According to a 2019 report from the Human Trafficking Institute, there were only 72 new federal criminal cases involving child sex trafficking launched last year. In total that year, there were 306 active federal sex-trafficking cases that involved child victims only.
Jamie Gates, a professor at Point Loma Nazarene University who researches sex trafficking, told Insider that data can be hard to find because victims aren't likely to come forward, and a lot of sex trafficking happens under the radar.
But, Gates said, QAnon theories claiming that hundreds of thousands of kids are being kidnapped and sex trafficked in the US each year just aren't true.
"Sex trafficking is real, it's hidden, and it's at a larger scale than what most people tend to think about," Gates said. "But it's not at the scale that's being exaggerated by the QAnon conspiracies."
If you want to help sex-trafficking victims, focus on safety nets
Albright told Insider that sex trafficking is often misrepresented in the public eye. She pointed toward a case earlier this month in which Georgia officials found 39 missing and vulnerable children, where multiple media sites described it as a "sex-trafficking ring." Officials told HuffPost they suspected 15 of the children were victims of trafficking.
Albright said the recent "Save the Children" marches largely supported by QAnon believers have helped advance misinformation about sex trafficking.
According to Vox, QAnon followers used a "save the children" hashtag this summer to make the group "more mainstream," and create a platform to spread its ideology more publicly.
Actually helping vulnerable children, Albright told Insider, would involve pushing for policies like better housing support, and improving child welfare.
"It distracts attention and resources from the actual problem," Albright said. "If you have everybody doing these marches with QAnon … that's really distracting from other critical things we can be doing to better support victims and potential victims, which is basically lobbying for better housing support, improving the child welfare system, and stuff like that."

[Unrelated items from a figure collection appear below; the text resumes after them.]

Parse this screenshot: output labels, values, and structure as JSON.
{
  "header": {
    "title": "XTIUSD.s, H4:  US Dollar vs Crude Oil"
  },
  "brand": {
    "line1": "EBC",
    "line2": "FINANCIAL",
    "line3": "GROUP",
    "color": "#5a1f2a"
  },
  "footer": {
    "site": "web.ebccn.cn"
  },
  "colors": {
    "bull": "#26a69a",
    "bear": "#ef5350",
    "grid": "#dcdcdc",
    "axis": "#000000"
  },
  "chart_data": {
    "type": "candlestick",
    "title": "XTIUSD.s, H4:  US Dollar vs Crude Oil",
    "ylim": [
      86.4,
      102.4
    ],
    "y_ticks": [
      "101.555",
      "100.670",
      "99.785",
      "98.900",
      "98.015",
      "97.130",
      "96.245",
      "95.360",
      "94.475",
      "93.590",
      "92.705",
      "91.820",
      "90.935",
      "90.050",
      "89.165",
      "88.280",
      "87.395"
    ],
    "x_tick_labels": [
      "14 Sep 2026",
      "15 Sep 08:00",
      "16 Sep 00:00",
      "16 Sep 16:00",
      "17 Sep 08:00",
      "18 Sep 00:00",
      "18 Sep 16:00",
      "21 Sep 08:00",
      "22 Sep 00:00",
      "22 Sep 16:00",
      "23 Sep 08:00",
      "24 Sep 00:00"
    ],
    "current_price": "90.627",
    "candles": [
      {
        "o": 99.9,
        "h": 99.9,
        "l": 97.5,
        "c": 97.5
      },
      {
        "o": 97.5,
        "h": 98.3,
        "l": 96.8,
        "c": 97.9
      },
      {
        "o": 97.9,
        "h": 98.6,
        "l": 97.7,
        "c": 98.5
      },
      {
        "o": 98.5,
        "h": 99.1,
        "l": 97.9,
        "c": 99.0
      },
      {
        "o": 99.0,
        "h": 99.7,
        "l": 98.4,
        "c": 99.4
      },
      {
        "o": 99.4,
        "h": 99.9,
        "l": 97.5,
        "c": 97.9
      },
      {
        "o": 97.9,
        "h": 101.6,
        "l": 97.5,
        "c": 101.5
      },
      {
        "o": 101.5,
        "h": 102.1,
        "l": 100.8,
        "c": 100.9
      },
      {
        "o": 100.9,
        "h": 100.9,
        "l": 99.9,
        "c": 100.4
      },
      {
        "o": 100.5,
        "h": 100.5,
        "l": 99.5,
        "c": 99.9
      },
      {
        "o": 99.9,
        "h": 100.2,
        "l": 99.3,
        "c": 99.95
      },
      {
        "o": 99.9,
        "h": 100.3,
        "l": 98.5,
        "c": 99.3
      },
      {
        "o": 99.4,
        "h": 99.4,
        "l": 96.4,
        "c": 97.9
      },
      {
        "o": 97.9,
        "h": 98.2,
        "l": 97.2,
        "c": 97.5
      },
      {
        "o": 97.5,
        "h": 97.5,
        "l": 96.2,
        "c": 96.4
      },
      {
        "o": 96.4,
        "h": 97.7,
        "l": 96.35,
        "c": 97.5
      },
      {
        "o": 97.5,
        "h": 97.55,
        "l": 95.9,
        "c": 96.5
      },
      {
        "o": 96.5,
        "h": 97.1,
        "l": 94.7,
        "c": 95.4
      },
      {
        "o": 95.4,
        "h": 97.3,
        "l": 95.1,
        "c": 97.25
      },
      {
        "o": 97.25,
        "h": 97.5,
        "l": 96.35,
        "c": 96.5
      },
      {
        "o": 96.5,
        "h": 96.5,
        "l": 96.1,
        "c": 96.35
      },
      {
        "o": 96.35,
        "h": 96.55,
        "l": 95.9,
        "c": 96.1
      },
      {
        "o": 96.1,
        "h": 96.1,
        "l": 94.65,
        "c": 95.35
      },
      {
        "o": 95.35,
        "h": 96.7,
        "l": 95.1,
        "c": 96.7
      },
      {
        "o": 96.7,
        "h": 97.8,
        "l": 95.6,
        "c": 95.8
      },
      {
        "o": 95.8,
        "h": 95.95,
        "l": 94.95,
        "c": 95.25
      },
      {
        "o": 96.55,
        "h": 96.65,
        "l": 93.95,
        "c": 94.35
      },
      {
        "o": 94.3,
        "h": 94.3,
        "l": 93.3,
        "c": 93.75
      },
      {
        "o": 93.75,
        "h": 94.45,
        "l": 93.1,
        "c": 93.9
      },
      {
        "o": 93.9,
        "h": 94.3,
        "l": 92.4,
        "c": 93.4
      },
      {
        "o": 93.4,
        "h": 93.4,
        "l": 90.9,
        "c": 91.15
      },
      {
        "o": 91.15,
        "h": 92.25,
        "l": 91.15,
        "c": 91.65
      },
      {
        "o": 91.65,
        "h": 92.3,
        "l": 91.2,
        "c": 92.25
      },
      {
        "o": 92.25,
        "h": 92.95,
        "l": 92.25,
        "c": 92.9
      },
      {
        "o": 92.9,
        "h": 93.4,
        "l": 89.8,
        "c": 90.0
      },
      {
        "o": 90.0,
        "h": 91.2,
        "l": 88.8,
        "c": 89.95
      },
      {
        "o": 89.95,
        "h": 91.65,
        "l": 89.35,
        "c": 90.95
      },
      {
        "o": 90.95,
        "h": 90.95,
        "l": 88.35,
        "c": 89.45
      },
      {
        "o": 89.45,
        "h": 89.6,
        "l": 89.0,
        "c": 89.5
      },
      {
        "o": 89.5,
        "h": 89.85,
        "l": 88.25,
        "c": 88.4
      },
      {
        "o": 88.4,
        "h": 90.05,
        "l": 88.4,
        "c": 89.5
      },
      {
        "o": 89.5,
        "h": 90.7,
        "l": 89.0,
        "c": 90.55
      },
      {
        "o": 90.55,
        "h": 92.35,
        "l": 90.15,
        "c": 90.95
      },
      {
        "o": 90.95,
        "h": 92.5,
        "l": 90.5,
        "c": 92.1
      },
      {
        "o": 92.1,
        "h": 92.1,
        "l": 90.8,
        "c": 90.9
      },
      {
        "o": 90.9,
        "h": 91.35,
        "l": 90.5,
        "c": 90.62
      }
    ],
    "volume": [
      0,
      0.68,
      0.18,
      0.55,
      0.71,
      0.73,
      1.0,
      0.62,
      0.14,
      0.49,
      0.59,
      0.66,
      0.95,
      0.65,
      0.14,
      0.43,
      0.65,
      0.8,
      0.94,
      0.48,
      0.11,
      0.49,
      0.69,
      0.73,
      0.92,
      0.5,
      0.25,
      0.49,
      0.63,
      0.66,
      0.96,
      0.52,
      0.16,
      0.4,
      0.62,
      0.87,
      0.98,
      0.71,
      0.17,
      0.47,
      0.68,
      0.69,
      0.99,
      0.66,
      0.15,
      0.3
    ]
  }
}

According to the Department of Justice, child sex traffickers usually target vulnerable children by luring them in with "offer of food, clothes, attention, friendship, love, and a seemingly safe place to sleep."
Most often, factors including recent relocation, substance use, mental health issues, involvement in child welfare, or being a runaway can put a child at risk of being trafficked, according to the anti-trafficking organization The Polaris Project.
After gaining the child's trust, the trafficker will "begin engaging the child in prostitution, and use physical, emotional, and psychological abuse to keep the child trapped in a life of prostitution," the Justice Department says.
Albright said people who are actually interested in helping stop sex trafficking should look at data on vulnerable communities in their area, and look at how they need help.
"We don't have good data. What you should look at instead is vulnerability data," she said. "You should look at how many runaway and homeless youth there are in your area, and what the population of migrant workers is. That sort of indicates where there could be a problem. Because if we really want to be effective, our goal would be prevention."